LOS ANGELES — A woman whose racist, anti-Asian tirades were caught on video last month is facing a warrant for her arrest in connection with a separate confrontation last year.
The Torrance city attorney’s office said 54-year-old Lena Hernandez was charged Thursday in a case of battery related to an October 2019 event, The Los Angeles Times reported.
Police allege Hernandez, a retired social worker from Long Beach, verbally assaulted one person and struck another at a mall in Torrance.
Police Chief Eve Berg previously said the Long Beach resident was suspected of “brutally assaulting” a custodian and a bystander who tried to help the victim, according to sister station KTLA.
After Hernandez was shown in a series of widely broadcast videos this month, Kayceelyn Salminoa said she recognized Hernandez as the woman who attacked her in a public restroom last October.
“That’s a voice you don’t forget. That’s a face you don’t forget,” Salminoa told KTLA. “Especially what she had done to me.”
Salminoa said she’d come to the defense of a cleaning woman Hernandez was berating when Hernandez attacked her, throwing her to the ground and warning her not to get back up. When she did, Salminoa said Hernandez grabbed her hair, pushed her back down and punched her.
Police say the incident was reported the same day, and a formal crime report was taken three days later. But investigators didn’t present charges until after Hernandez achieved notoriety this month.
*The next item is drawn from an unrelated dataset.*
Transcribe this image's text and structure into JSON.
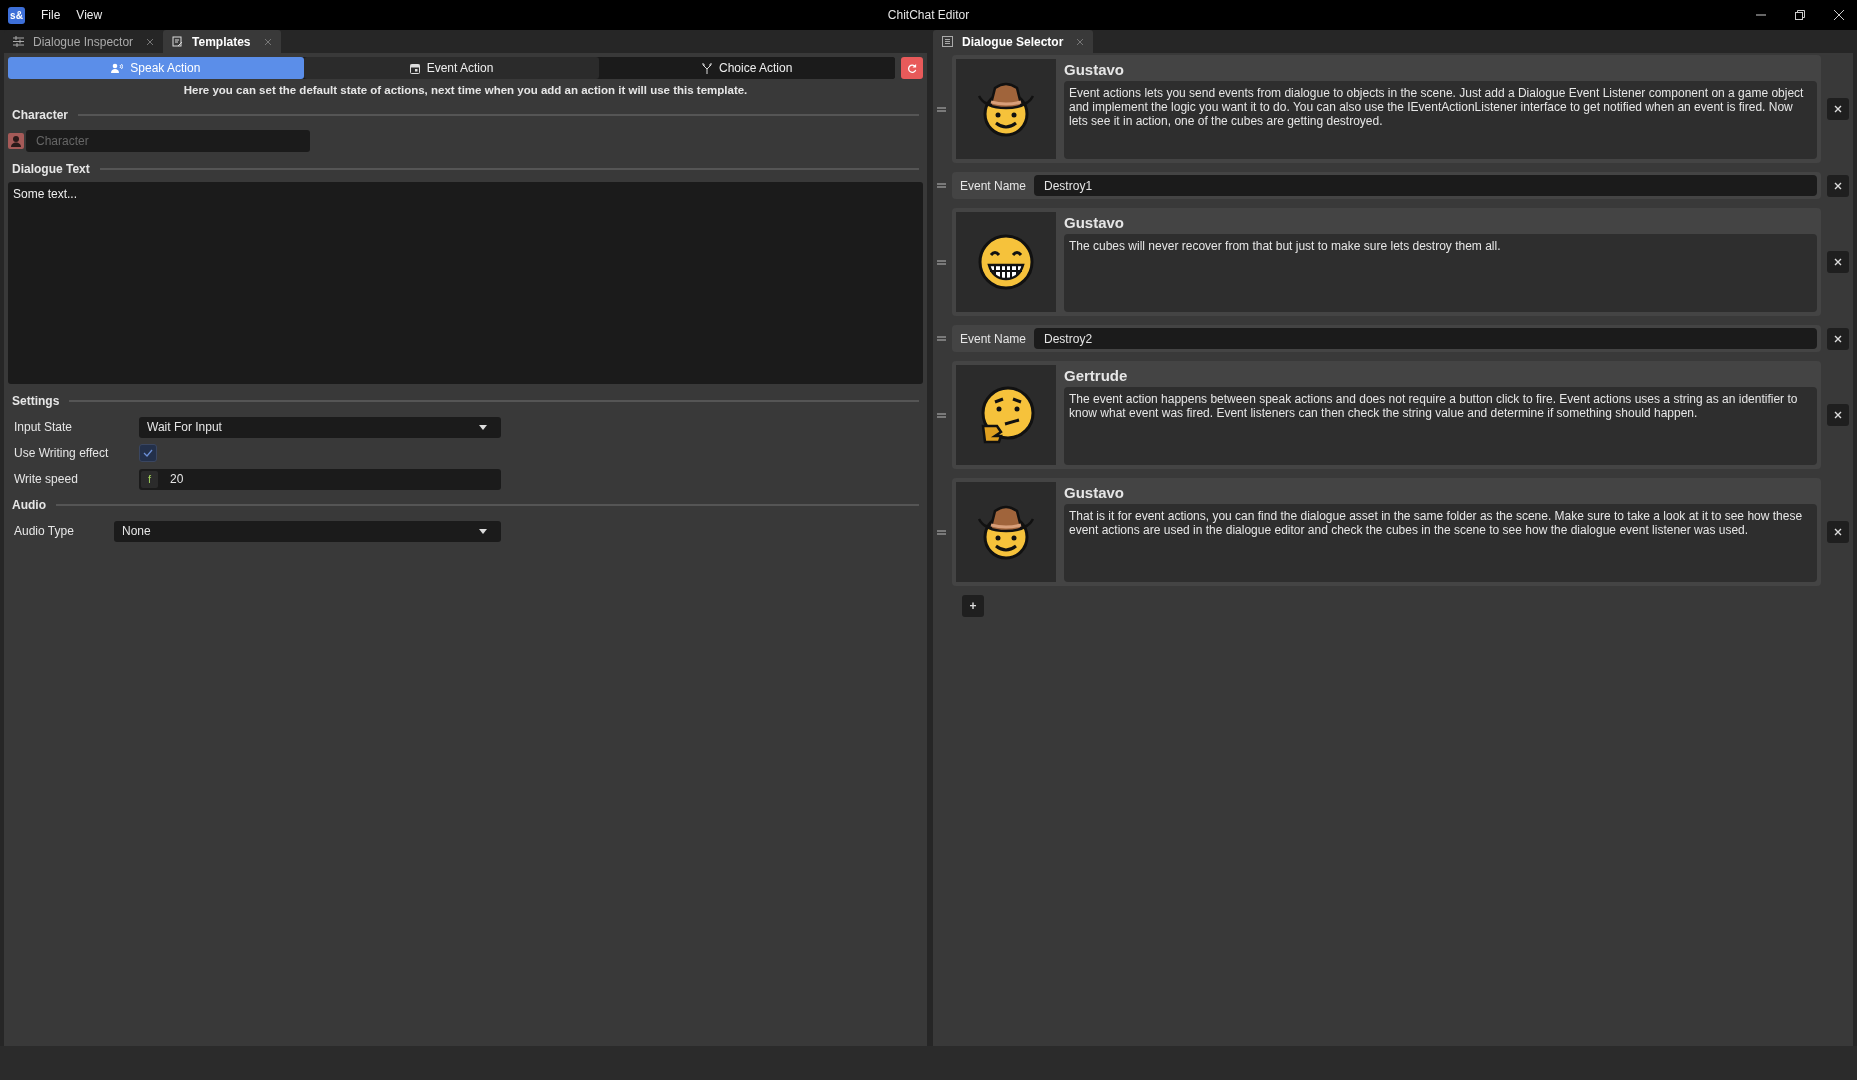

Salminoa retweeted one of the viral videos, putting pressure on police. “Nothing came of it,” she said of the police report. “What are you going to do about it NOW?”
Hernandez is scheduled to be heard on the charge at Torrance Superior Court Monday.
Last month at a park in Torrance, a woman later identified as Hernandez was recorded on video using profanity while speaking to a younger woman who was exercising at a set of stairs.
“Go back to whatever … Asian country you belong in,” Hernandez said in the video.
In a second outburst later that day, a video showed Hernandez berating a man in his car with two of his children present and saying, “You know what, you need to go home.”
She used profanity, threatened to kill the man and referred to him as a “Chinaman.” She complained his vehicle was parked too close to her Honda.
Video clips of both encounters were posted on Twitter.
Torrance officials said the city attorney reviewed the police investigations and concluded there was insufficient evidence to support filing criminal charges against Hernandez for her comments.
The department said it was difficult to establish probable cause due to “critical gaps in the evidence regarding how each incident unfolded that result in the lack of necessary certainty required to initiate criminal prosecution against any suspect.”
“It is a prosecutor’s solemn duty to analyze a case based on the evidence and triability and not based on politics or public sentiment unrelated to the likelihood of prevailing before a jury,” the department said in a statement.
Torrance Mayor Patrick Furey said the scene he saw on social media was “nauseating to absolutely anybody in our community.”
The population of the city, where 80 languages are spoken, is between 30% and 40% Asian or Pacific Islander, Furey said.
The Associated Press contributed to this report.